Baggs hopes the current walk will help the younger generation "value" getting an education, which she believes betters a person.
"I always say, whatever you can be...be the best at that," she said.
Clarence Williams Sr. did not attend Dorchester but came to walk and shared his experiences of being around during the time of Dr. Martin Luther King Jr., describing him as "an ambassador to progress and to change at that time."
Williams, also a mentor to Liberty's NAACP president J.C. Shipman and state Rep. Al Williams, counted it a privilege to live during King's time and thought it was important for people to "appreciate a public education."
"Prior to the development of this facility, there was no education for black people," he said.
Deborah Dawson walked with the Alpha Kappa Alpha Sorority and said those at the time walked because "they knew that they wanted an education."
"In order for them to get an education they would have to walk because there was no other way to get to school," Dawson said.
She has participated in the Walk to Dorchester for the past couple of years and has family ties to the historic landmark.
Her great-great-grandfather was Floyd Snelson, one of Dorchester's first principals in the 1870s, the county's first black principal and a former slave.

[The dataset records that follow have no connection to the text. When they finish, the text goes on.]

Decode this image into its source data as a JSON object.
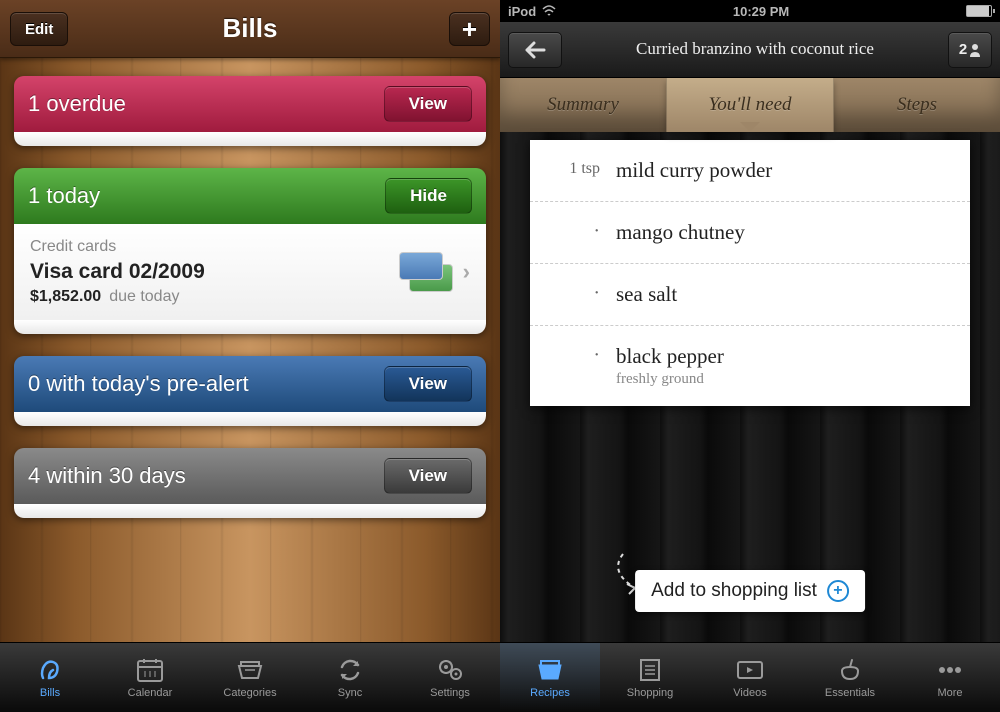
{
  "left": {
    "nav": {
      "title": "Bills",
      "edit": "Edit",
      "add": "+"
    },
    "cards": {
      "overdue": {
        "label": "1 overdue",
        "action": "View"
      },
      "today": {
        "label": "1 today",
        "action": "Hide"
      },
      "prealert": {
        "label": "0 with today's pre-alert",
        "action": "View"
      },
      "within30": {
        "label": "4 within 30 days",
        "action": "View"
      }
    },
    "detail": {
      "category": "Credit cards",
      "title": "Visa card 02/2009",
      "amount": "$1,852.00",
      "due": "due today"
    },
    "tabs": {
      "bills": "Bills",
      "calendar": "Calendar",
      "categories": "Categories",
      "sync": "Sync",
      "settings": "Settings"
    }
  },
  "right": {
    "status": {
      "carrier": "iPod",
      "time": "10:29 PM"
    },
    "nav": {
      "title": "Curried branzino with coconut rice",
      "servings": "2"
    },
    "tabs": {
      "summary": "Summary",
      "need": "You'll need",
      "steps": "Steps"
    },
    "ingredients": [
      {
        "qty": "1 tsp",
        "name": "mild curry powder",
        "note": ""
      },
      {
        "qty": "·",
        "name": "mango chutney",
        "note": ""
      },
      {
        "qty": "·",
        "name": "sea salt",
        "note": ""
      },
      {
        "qty": "·",
        "name": "black pepper",
        "note": "freshly ground"
      }
    ],
    "addShopping": "Add to shopping list",
    "btabs": {
      "recipes": "Recipes",
      "shopping": "Shopping",
      "videos": "Videos",
      "essentials": "Essentials",
      "more": "More"
    }
  }
}
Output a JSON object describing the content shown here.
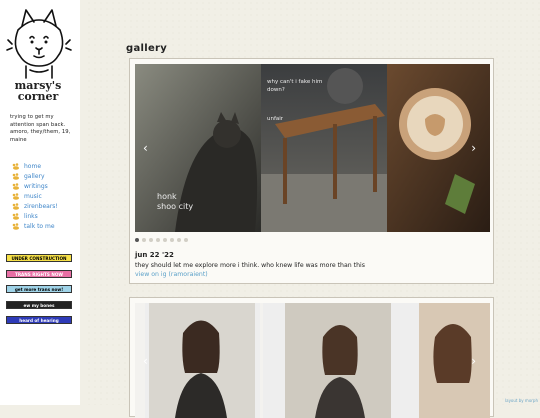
{
  "site": {
    "title_line1": "marsy's",
    "title_line2": "corner",
    "bio": "trying to get my attention span back. amoro, they/them, 19, maine"
  },
  "nav": {
    "items": [
      {
        "label": "home"
      },
      {
        "label": "gallery"
      },
      {
        "label": "writings"
      },
      {
        "label": "music"
      },
      {
        "label": "zirenbears!"
      },
      {
        "label": "links"
      },
      {
        "label": "talk to me"
      }
    ]
  },
  "badges": [
    {
      "label": "UNDER CONSTRUCTION"
    },
    {
      "label": "TRANS RIGHTS NOW"
    },
    {
      "label": "get more trans now!"
    },
    {
      "label": "ew my bones"
    },
    {
      "label": "heard of hearing"
    }
  ],
  "gallery": {
    "title": "gallery",
    "post": {
      "date": "jun 22 '22",
      "caption": "they should let me explore more i think. who knew life was more than this",
      "link": "view on ig (ramoraient)",
      "slide_text_1": "honk shoo city",
      "slide_text_2": "why can't i fake him down?",
      "slide_text_3": "unfair"
    },
    "prev_label": "‹",
    "next_label": "›",
    "dots_count": 8
  },
  "footer": {
    "credit": "layout by morph"
  },
  "colors": {
    "background": "#f1efe6",
    "link": "#3f86c9",
    "sidebar": "#ffffff"
  }
}
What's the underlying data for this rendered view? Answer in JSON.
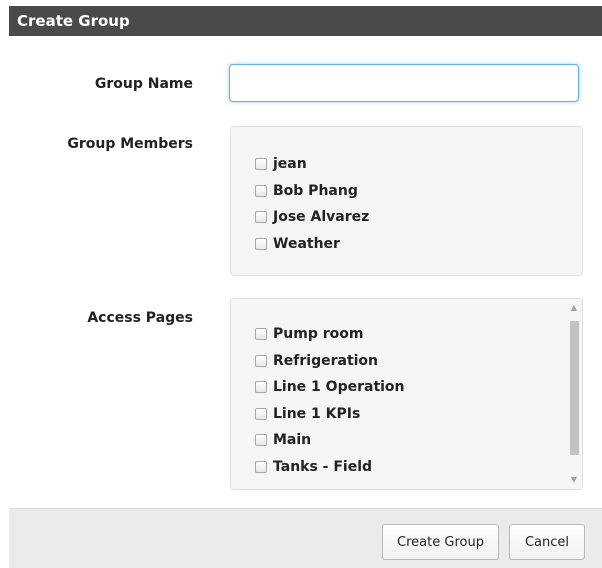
{
  "dialog": {
    "title": "Create Group",
    "group_name": {
      "label": "Group Name",
      "value": "",
      "placeholder": ""
    },
    "group_members": {
      "label": "Group Members",
      "items": [
        {
          "label": "jean",
          "checked": false
        },
        {
          "label": "Bob Phang",
          "checked": false
        },
        {
          "label": "Jose Alvarez",
          "checked": false
        },
        {
          "label": "Weather",
          "checked": false
        }
      ]
    },
    "access_pages": {
      "label": "Access Pages",
      "items": [
        {
          "label": "Pump room",
          "checked": false
        },
        {
          "label": "Refrigeration",
          "checked": false
        },
        {
          "label": "Line 1 Operation",
          "checked": false
        },
        {
          "label": "Line 1 KPIs",
          "checked": false
        },
        {
          "label": "Main",
          "checked": false
        },
        {
          "label": "Tanks - Field",
          "checked": false
        }
      ]
    },
    "buttons": {
      "create": "Create Group",
      "cancel": "Cancel"
    }
  },
  "colors": {
    "titlebar": "#4a4a4a",
    "input_focus_border": "#66afe9",
    "panel_background": "#f5f5f5",
    "footer_background": "#ebebeb"
  },
  "icons": {
    "scroll_up": "scroll-up-arrow-icon",
    "scroll_down": "scroll-down-arrow-icon"
  }
}
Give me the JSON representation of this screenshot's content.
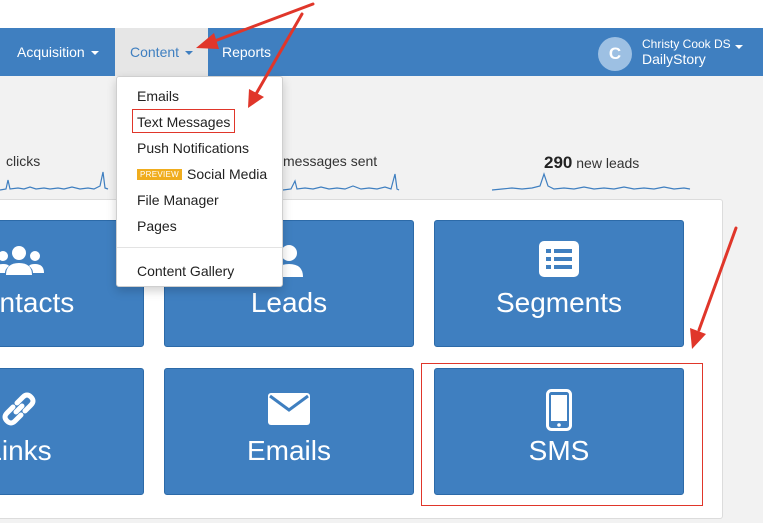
{
  "nav": {
    "acquisition": "Acquisition",
    "content": "Content",
    "reports": "Reports"
  },
  "user": {
    "initial": "C",
    "name": "Christy Cook DS",
    "company": "DailyStory"
  },
  "dropdown": {
    "emails": "Emails",
    "text_messages": "Text Messages",
    "push_notifications": "Push Notifications",
    "preview_badge": "PREVIEW",
    "social_media": "Social Media",
    "file_manager": "File Manager",
    "pages": "Pages",
    "content_gallery": "Content Gallery"
  },
  "stats": {
    "clicks_label": "clicks",
    "messages_label": "messages sent",
    "leads_value": "290",
    "leads_label": "new leads"
  },
  "tiles": {
    "contacts": "Contacts",
    "leads": "Leads",
    "segments": "Segments",
    "links": "Links",
    "emails": "Emails",
    "sms": "SMS"
  },
  "colors": {
    "brand_blue": "#3f7fc0",
    "highlight_red": "#e0362a",
    "badge_orange": "#f0ad1e"
  },
  "icons": {
    "contacts": "users-icon",
    "leads": "user-icon",
    "segments": "list-icon",
    "links": "link-icon",
    "emails": "envelope-icon",
    "sms": "mobile-phone-icon"
  }
}
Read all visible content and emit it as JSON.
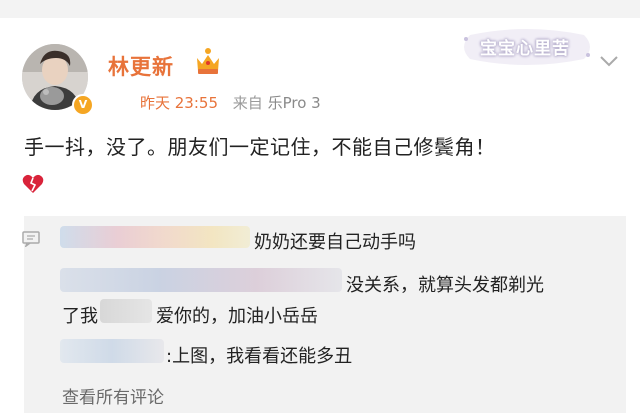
{
  "post": {
    "username": "林更新",
    "time": "昨天 23:55",
    "source_label": "来自",
    "device": "乐Pro 3",
    "verified_mark": "V",
    "text": "手一抖，没了。朋友们一定记住，不能自己修鬓角！",
    "emoji_name": "broken-heart-icon"
  },
  "watermark": {
    "text": "宝宝心里苦"
  },
  "comments": {
    "c1": {
      "text": "奶奶还要自己动手吗"
    },
    "c2": {
      "line1": "没关系，就算头发都剃光",
      "line2_a": "了我",
      "line2_b": "爱你的，加油小岳岳"
    },
    "c3": {
      "text": ":上图，我看看还能多丑"
    },
    "see_all": "查看所有评论"
  },
  "colors": {
    "accent": "#e8733a",
    "verified": "#f5a623",
    "comment_bg": "#f2f2f2"
  }
}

Levonia LeCounte also completed the walk and discussed with other walkers, comparing conditions now to then.
"A group of us talked about the fact that they had to walk, but it was not pavement and the fact that they were on time (for school)," LeCounte said.
"Those people walked in order to pave ways for us, in so many ways," Dawson added. "We have it so easy, but we think we have it hard now."
"They didn't have any other alternative," Lelon Frazier Jr. of First African Baptist Church in Riceboro said. "If they wanted it, they had to just go and do it."
Frazier was on patrol during the walk, riding his four-wheeler up and down the road, encouraging the walkers.
"Back then, they had a more positive drive about the future than, really, we have today," Frazier said.
He listed the modern conveniences of school buses, after-school tutors and the Internet available to students.
"There's so much more for us today, than it was for them," he said.
"They sacrificed and made it greater and better for us," James Simmons said.
He has participated in the Walk to Dorchester since it began, only missing one year.
He felt his predecessors were willing to sacrifice for a "better way of life."
Hinesville City Councilman Charles Frasier called the annual walk a "great event."
He said the walk is to "try to replicate the challenges," of the forerunners who petitioned for African-American education.
"What it does more than anything else is it brings the community together," Frasier said.